Теория анархизма не дает на этот вопрос единодушного ответа. Мы находим в ней скорее два различных течения, которые, хотя и отвергают одинаково правовое насилие в общественной жизни, но требуют несходных между собой порядков. Эти направления связаны с именами людей, которым принадлежат первые положительные построения теории анархизма в ее противоположении юридическому принудительному порядку. Что же касается сомнения в том, может ли быть всюду доказано, и каким образом, принудительное значение права, то оно так же старо, как сама история философии права. Эти писатели — Пьер Жозеф Прудон (1809–1865) и получивший известность под псевдонимом Макса Штирнера Каспар Шмидт (1806–1856).
Вряд ли существует другой мыслитель в области социальной науки, кроме Прудона, взгляды на значение и оценка которого так расходились бы в имеющей к нему отношение литературе. И это различие мнений касается не только степени его одаренности и духовной высоты, на которых энергично настаивают его усердные почитатели, между тем как другие, в особенности же Карл Маркс, отрицают их; но не существует в особенности согласия относительно цельности и связности его учения.
Известно, что Прудон в течение своей писательской карьеры претерпел чрезвычайно глубокие превращения, и историки литературы делят обыкновенно всю его деятельность на три периода, из которых первый завершается февральской революцией, второй же охватывает непосредственно следующие за нею годы. Но в то время как Диль, наиболее добросовестный биограф нашего писателя[1181]

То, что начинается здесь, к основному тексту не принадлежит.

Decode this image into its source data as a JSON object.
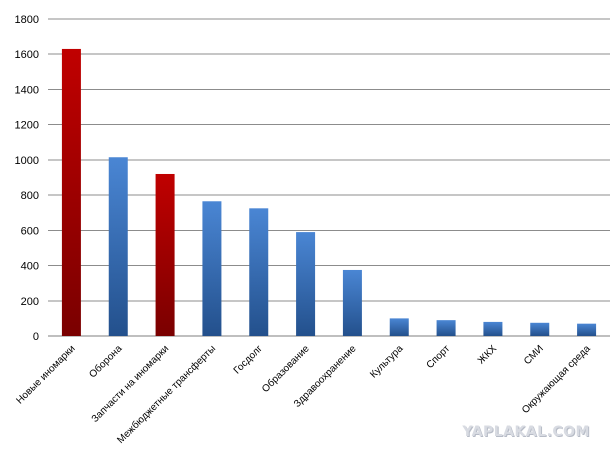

, приходит к выводу, что в произведениях гениального мыслителя встречается так много непоследовательности в ходе мыслей и часто совершенно неожиданных перемен во взглядах, что ясно вырисовывается характерная особенность Прудона — его полная противоречий природа; — Мюльбергер[1182], строгий знаток и большой почитатель Прудона, утверждает, что его учение, несмотря на всю умственную эволюцию его основателя, представляет, в сущности, целостное, столь же грандиозное, как и логически строго последовательное, построение. То, что в сочинениях Прудона встречается свойственное ему разноречие и кажущиеся противоречивыми учения, Мюльбергер не может оспаривать; но он утверждает, подобно тому как Юстиниан по поводу своего свода законов, что нужно лишь глубоко научно вникнуть в основания кажущихся антиномий, чтобы мнимое противоречие при помощи такого более строгого исследования превратилось в примиряющее единство.Такое положение дела оказывается особенно неблагоприятным по отношению к нашей теме: доктрине анархизма, впервые изложенной с действительной определенностью Прудоном. И здесь также можно встретить то, что он в позднейшие годы жизни отрекается от прежних учений или же, и не делая этого, выставляет новые, противоречащие им положения. Теория анархизма принадлежит у него к трудам первого периода. Уже в своем знаменитом сочинении «Qu’est ce que la propriété? I-er mémoire. Recherches sur le principe du droit et du gouvernement» (1840) — с подвергнувшейся сильным нападениям формулой: «la propriété c’est le vol» — автор признает себя анархистом; но затем в обстоятельном изложении он развивает свою собственную теорию анархизма в двух своих сочинениях: «Les confessions d’un révolutionnaire» (1849) и «Idée générale de la revolution au XlX-ème ciècle» (1856). В течение своего второго литературного периода он опубликовывает, однако, свое сочинение «Du principe fédératif» (1852), в котором он заявляет, что идеал анархизма никогда не может быть осуществлен, что истинной социальной организацией должен, скорее, быть федерализм. Под этим последним он понимает широкую децентрализацию и организацию в небольшие политические группы, которые должны быть объединены правовым федеральным договором под одну исключительно наблюдательную и только при согласии всех входящих в союз правительств декретирующую центральную власть.
Идеалом, следовательно, все еще остается анархизм. Но в каком логическом отношении должен находиться к нему федерализм — это опять-таки неясно. Мюльберг прав также и по отношению к этому, когда он замечает вообще, что определенные предпосылки, с которыми мы привыкли подходить в Германии к произведениям мыслителей, у исследуемого писателя не существуют. «Прудон повсюду жизненен. Он глубокоотзывчив на живую действительность; он постоянно затрагивает ее; где возникает проблема, он тотчас же на своем месте; он понимает ее прежде всего в том освещении, которое дает ей современность; он проникает затем, исходя из того, в глубины проблемы, выбрасывает оттуда несколько золотых слитков мысли и заключает в конце концов результат в какую-нибудь одну формулу, которая скорее озадачивает, чем убеждает, более ослепляет, чем просвещает читателя, не знакомого с его манерой двигаться вперед».